Sejarah perbankan Indonesia tidak terlepas dari zaman penjajahan Hindia Belanda. Pada masa itu terdapat beberapa bank yang memegang peranan pentiing di Hindia Belanda. Bank-bank yan ada itu antara lain:

  1. De Javasce NV
  2. De Post Poar Bank
  3. De Algemenevloks Credit Bank
  4. Nederland Handles Maatscappi (NHM)
  5. Nationale Handles Bank (NHB)
  6. De Escompto Bank NV

Di samping itu terdapat pula bank-bank milik orang Indonesia dan orang-orang asing seperti dari Tiongkok, Jepang, dan Eropa. Bank-bank tgersebut antara lain:

  1. Bank Nasional Indonesia
  2. Bank Abuan Saudagar
  3. NV Bank Boemi
  4. The Chartered Bank of India
  5. The Yokohama Species Bank
  6. The Matsui Bank
  7. The Bank of China
  8. Batavia Bank

Di zaman kemerdekaan, perbankan di Indonesia bertambah maju dan berkembang lagi. Beberapa bank Belanda dinasionalisir oleh pemerintah Indonesia. Bank-bank yan ada di zaman awal kemerdekaan antara lain:

  1. Bank Negara Indonesia yang didirikan tanggal 5 Juli 1946 yang sekarang dikenal dengan BNI’46.
  2. Bank Rakyat Indonesia yang didirikan tanggal 22 Februari 1946. Bank ini berasal dari De Algemenevolks Credit Bank atau Syomin Ginko.
  3. Bank Surakarta Maskapai Adil Makmur (MAI) tahun 1945 di Solo.
  4. Bank Indonesia Palembang tahun 1946.
  5. Bank Dagang Nasional Indonesia tahun 1946 di Medan.
  6. Indonesian Banking Corporation tahun 1947 di Yogyakarta, kemudian menjadi Bank Amerta.
  7. NV Bank Sulawesi di Manado tahun 1946.
  8. Bank Dagang Indonesia NV Samarinda tahun 1950 kemudian merger dengan Bank Pasifik.
  9.  Bank Timur NV di Semarang berganti nama menjadi Bank Gemari. Kemudian merger denagn Bank Central Asia (BCA) tahun 1949.

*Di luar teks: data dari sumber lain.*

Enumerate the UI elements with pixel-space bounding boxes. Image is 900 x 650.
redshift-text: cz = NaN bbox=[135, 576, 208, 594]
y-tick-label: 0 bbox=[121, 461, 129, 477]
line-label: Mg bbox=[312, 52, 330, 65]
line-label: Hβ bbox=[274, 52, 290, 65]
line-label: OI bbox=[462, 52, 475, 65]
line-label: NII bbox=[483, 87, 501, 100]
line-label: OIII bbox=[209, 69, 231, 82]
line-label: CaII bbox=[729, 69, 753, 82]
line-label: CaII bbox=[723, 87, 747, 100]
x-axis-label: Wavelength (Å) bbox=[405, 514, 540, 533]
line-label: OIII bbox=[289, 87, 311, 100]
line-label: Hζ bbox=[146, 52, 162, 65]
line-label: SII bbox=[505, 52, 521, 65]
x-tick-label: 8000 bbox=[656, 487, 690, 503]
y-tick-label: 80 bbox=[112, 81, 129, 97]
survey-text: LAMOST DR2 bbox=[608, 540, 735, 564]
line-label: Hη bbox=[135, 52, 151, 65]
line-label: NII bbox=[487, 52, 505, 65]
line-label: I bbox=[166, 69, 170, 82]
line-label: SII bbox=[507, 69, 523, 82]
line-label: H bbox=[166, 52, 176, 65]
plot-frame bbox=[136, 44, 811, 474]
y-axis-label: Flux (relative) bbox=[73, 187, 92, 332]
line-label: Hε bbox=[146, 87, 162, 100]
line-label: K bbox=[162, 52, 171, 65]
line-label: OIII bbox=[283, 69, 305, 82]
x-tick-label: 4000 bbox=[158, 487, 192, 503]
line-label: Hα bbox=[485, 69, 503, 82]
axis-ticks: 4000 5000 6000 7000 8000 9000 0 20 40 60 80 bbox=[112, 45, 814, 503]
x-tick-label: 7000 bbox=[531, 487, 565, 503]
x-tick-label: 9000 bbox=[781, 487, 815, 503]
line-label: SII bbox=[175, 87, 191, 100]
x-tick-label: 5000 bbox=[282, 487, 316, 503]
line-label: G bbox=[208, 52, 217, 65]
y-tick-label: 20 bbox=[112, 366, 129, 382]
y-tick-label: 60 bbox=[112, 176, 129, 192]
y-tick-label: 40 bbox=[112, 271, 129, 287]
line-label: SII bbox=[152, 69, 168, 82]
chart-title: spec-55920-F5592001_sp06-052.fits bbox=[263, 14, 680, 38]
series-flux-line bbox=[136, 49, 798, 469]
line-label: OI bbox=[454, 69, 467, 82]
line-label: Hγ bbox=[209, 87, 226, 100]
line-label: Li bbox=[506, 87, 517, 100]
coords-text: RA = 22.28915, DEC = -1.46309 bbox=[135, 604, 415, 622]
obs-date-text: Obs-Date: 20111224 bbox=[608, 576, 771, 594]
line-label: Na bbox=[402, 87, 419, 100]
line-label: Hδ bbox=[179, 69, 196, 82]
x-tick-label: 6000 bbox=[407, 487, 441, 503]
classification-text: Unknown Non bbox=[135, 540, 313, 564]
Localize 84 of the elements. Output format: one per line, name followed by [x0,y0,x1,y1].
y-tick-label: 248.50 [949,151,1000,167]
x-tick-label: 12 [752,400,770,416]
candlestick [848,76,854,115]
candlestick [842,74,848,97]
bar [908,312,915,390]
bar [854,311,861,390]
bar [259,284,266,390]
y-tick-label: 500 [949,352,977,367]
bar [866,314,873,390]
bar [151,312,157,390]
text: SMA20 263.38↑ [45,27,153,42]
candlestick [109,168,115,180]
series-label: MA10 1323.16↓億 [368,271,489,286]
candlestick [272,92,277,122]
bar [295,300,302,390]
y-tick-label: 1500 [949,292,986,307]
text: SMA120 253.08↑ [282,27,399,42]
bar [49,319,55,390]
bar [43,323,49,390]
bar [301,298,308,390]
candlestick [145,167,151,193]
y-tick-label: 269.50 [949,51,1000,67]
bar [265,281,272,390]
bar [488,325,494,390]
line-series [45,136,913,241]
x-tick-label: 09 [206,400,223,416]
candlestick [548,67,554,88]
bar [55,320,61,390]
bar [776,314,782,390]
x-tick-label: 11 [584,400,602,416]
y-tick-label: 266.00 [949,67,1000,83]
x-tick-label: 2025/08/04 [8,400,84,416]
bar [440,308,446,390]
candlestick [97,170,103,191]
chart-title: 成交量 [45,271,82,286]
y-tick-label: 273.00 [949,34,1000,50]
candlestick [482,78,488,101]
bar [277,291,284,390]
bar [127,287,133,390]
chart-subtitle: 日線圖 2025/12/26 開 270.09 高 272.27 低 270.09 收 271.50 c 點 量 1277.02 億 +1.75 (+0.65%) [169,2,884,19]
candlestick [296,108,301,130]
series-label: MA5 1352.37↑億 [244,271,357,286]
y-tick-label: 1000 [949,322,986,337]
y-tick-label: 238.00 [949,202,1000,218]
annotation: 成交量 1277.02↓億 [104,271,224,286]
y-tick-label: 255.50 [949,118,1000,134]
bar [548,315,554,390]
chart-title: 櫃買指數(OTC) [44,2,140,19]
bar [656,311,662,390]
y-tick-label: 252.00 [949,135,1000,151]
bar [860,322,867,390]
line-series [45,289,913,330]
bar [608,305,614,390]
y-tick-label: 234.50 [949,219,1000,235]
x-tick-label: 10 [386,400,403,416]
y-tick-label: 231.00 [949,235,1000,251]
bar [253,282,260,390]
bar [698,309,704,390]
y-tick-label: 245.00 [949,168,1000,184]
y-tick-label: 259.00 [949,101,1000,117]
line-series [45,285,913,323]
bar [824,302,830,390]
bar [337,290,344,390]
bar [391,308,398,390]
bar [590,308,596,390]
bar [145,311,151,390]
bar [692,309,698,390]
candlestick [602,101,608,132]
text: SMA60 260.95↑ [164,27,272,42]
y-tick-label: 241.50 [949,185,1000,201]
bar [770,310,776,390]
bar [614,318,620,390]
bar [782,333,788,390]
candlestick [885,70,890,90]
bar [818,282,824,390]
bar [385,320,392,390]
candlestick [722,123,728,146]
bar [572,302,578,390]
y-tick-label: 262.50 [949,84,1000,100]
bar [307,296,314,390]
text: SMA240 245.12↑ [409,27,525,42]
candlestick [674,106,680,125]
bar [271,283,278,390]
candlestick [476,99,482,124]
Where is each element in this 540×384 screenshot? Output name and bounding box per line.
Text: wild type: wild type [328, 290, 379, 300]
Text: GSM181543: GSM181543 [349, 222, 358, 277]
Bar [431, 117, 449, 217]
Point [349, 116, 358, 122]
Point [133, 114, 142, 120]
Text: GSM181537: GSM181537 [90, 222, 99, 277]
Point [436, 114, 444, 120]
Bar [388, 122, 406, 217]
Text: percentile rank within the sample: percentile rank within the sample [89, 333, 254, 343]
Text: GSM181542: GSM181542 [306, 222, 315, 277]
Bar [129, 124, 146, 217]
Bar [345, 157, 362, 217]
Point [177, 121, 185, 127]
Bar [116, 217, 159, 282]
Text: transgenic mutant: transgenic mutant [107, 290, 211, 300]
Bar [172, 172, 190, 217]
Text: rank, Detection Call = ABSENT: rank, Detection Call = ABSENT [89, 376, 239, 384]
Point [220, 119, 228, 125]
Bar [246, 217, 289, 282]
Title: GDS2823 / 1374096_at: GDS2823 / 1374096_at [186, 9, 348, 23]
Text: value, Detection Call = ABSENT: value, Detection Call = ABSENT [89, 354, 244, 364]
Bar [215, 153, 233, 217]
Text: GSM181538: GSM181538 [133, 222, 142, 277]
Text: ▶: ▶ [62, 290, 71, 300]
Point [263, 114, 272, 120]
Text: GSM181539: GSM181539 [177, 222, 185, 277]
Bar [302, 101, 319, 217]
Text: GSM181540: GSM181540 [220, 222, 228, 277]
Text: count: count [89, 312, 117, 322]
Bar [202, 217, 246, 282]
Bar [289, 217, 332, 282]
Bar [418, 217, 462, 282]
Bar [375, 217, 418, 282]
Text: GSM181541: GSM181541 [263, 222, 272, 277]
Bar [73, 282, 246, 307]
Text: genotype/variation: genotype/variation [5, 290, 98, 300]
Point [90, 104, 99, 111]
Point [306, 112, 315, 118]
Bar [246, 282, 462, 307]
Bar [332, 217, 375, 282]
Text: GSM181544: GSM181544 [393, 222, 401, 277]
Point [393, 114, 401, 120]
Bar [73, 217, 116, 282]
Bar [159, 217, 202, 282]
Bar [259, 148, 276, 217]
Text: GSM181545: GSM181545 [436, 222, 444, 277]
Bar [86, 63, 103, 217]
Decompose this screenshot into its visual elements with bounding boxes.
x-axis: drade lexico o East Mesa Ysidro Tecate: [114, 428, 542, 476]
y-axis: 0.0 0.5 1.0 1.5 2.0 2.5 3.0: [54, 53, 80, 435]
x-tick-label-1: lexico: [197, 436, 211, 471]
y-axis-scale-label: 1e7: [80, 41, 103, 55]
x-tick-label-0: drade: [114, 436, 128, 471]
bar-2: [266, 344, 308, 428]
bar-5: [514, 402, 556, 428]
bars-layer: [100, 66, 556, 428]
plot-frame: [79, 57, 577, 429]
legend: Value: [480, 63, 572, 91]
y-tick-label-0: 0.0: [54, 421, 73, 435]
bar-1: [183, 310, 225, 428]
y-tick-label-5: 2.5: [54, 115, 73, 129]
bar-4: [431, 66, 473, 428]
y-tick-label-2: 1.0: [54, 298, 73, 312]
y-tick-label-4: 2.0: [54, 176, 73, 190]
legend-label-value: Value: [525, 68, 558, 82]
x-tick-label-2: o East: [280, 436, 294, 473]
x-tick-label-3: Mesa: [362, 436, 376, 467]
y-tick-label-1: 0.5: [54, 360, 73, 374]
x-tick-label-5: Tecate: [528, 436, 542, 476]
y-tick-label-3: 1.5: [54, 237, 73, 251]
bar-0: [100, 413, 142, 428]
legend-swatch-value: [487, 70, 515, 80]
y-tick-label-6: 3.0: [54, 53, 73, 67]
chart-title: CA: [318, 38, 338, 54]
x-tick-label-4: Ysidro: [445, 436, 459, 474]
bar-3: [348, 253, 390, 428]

Di Indonesia, praktek perbankan sudah tersebar sampai ke pelosok pedesaan. Lembaga keuangan berbentuk bank di In donesia berupa Bank Umum, Bank Perkreditan Rakyat (BPR), Bank Umum Syariah, dan juga BPR Syariah (BPRS).

Masing-masing bentuk lembaga bank tersebutberbeda karakteristik dan fungsinya.